Each challenge tested the business differently, but Scott and his team continued rebuilding, adapting and moving forward together.
For Scott, resilience was never about making noise — it was simply about refusing to walk away.
That quiet determination has become one of the defining characteristics of both Scott and the broader On Tap KwaZulu-Natal operation.
Three of the group’s stores — Durban, Rossburgh and Pinetown — now celebrate milestone anniversaries in June, marking an important chapter not only for Scott personally, but for the wider On Tap network.
The journey has also been shaped by loss.
Following the passing of Paul van Wyk in December 2024, Scott now stands as the longest-serving member within the On Tap group — something he carries with deep respect for the people who helped build the business alongside him over the years.

Today, while the industry continues evolving toward premium retail experiences, project support and increasingly design-led bathroom spaces, Scott remains excited by where the industry is heading and the opportunities still ahead.
“The industry never stands still,” says Scott. “There’s always something changing, something improving and something new to learn.
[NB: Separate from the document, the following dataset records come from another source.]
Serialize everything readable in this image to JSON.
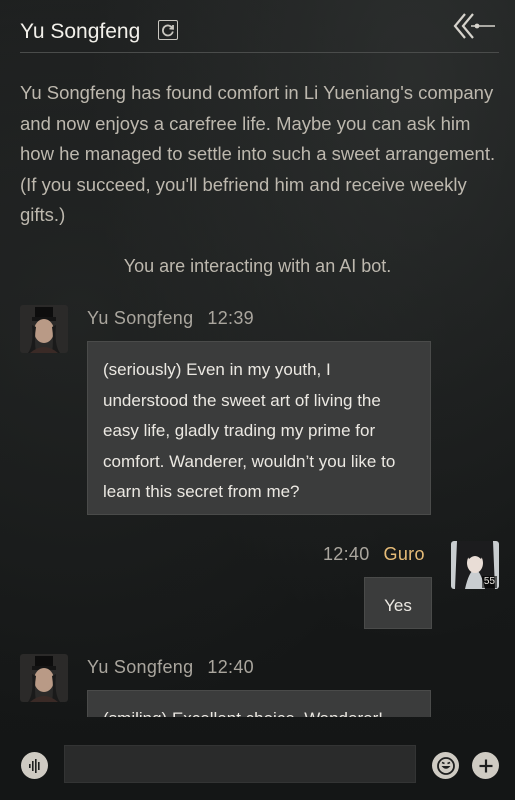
{
  "header": {
    "title": "Yu Songfeng"
  },
  "description": "Yu Songfeng has found comfort in Li Yueniang's company and now enjoys a carefree life. Maybe you can ask him how he managed to settle into such a sweet arrangement. (If you succeed, you'll befriend him and receive weekly gifts.)",
  "notice": "You are interacting with an AI bot.",
  "messages": [
    {
      "sender": "Yu Songfeng",
      "time": "12:39",
      "text": "(seriously) Even in my youth, I understood the sweet art of living the easy life, gladly trading my prime for comfort. Wanderer, wouldn’t you like to learn this secret from me?"
    },
    {
      "sender": "Guro",
      "time": "12:40",
      "text": "Yes",
      "level": "55"
    },
    {
      "sender": "Yu Songfeng",
      "time": "12:40",
      "text": "(smiling) Excellent choice, Wanderer!"
    }
  ],
  "input": {
    "value": ""
  },
  "icons": {
    "refresh": "refresh-icon",
    "back": "back-arrow-icon",
    "voice": "voice-icon",
    "emoji": "emoji-icon",
    "plus": "plus-icon"
  },
  "colors": {
    "player_name": "#e6bc78",
    "bubble": "#3b3c3c",
    "background": "#151717"
  }
}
That’s what keeps it exciting after all these years.”
For someone who has spent three decades in the plumbing industry, water itself has also always carried a deeper meaning.
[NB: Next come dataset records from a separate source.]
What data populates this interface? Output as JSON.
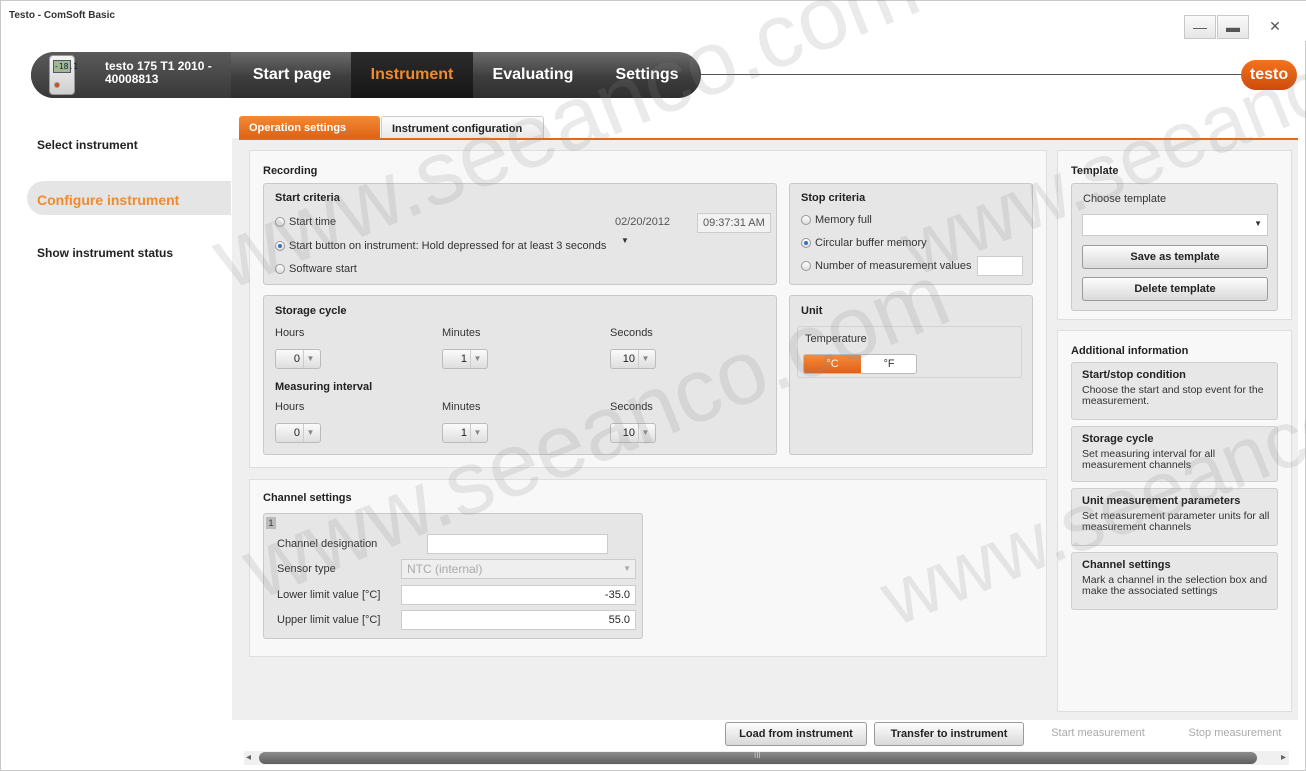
{
  "window": {
    "title": "Testo - ComSoft Basic",
    "minimize": "—",
    "maximize": "▬",
    "close": "✕"
  },
  "nav": {
    "device_lcd": "-18.1",
    "device_name_line1": "testo 175 T1 2010 -",
    "device_name_line2": "40008813",
    "tabs": [
      "Start page",
      "Instrument",
      "Evaluating",
      "Settings"
    ],
    "active_tab": "Instrument",
    "logo": "testo"
  },
  "sidebar": {
    "items": [
      "Select instrument",
      "Configure instrument",
      "Show instrument status"
    ],
    "active": "Configure instrument"
  },
  "subtabs": [
    "Operation settings",
    "Instrument configuration"
  ],
  "recording": {
    "title": "Recording",
    "start": {
      "title": "Start criteria",
      "options": [
        "Start time",
        "Start button on instrument: Hold depressed for at least 3 seconds",
        "Software start"
      ],
      "selected": 1,
      "date": "02/20/2012",
      "time": "09:37:31 AM"
    },
    "stop": {
      "title": "Stop criteria",
      "options": [
        "Memory full",
        "Circular buffer memory",
        "Number of measurement values"
      ],
      "selected": 1,
      "count_value": ""
    },
    "storage_cycle": {
      "title": "Storage cycle",
      "labels": [
        "Hours",
        "Minutes",
        "Seconds"
      ],
      "values": [
        "0",
        "1",
        "10"
      ]
    },
    "measuring_interval": {
      "title": "Measuring interval",
      "labels": [
        "Hours",
        "Minutes",
        "Seconds"
      ],
      "values": [
        "0",
        "1",
        "10"
      ]
    },
    "unit": {
      "title": "Unit",
      "temp_label": "Temperature",
      "options": [
        "°C",
        "°F"
      ],
      "selected": "°C"
    }
  },
  "channel": {
    "title": "Channel settings",
    "number": "1",
    "designation_label": "Channel designation",
    "designation_value": "",
    "sensor_label": "Sensor type",
    "sensor_value": "NTC (internal)",
    "lower_label": "Lower limit value   [°C]",
    "lower_value": "-35.0",
    "upper_label": "Upper limit value   [°C]",
    "upper_value": "55.0"
  },
  "template": {
    "title": "Template",
    "choose_label": "Choose template",
    "selected": "",
    "save": "Save as template",
    "delete": "Delete template"
  },
  "additional": {
    "title": "Additional information",
    "cards": [
      {
        "title": "Start/stop condition",
        "desc": "Choose the start and stop event for the measurement."
      },
      {
        "title": "Storage cycle",
        "desc": "Set measuring interval for all measurement channels"
      },
      {
        "title": "Unit measurement parameters",
        "desc": "Set measurement parameter units for all measurement channels"
      },
      {
        "title": "Channel settings",
        "desc": "Mark a channel in the selection box and make the associated settings"
      }
    ]
  },
  "actions": {
    "load": "Load from instrument",
    "transfer": "Transfer to instrument",
    "start": "Start measurement",
    "stop": "Stop measurement"
  },
  "scrollbar": {
    "grip": "III",
    "left": "◂",
    "right": "▸"
  },
  "watermarks": [
    "www.seeanco.com"
  ],
  "colors": {
    "accent": "#f08a2c",
    "tab_active": "#e06a1a"
  }
}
“Water is life,” he says simply. “It’s something people rely on every single day, and as an industry we should never lose sight of how important that responsibility really is.”
After thirty years — through partnership, growth, loss, unrest, flood and change — On Tap KwaZulu-Natal has become more than a business.
It has become a reflection of the people who helped build it.
And by the look of things, Scott Haslam is nowhere near done.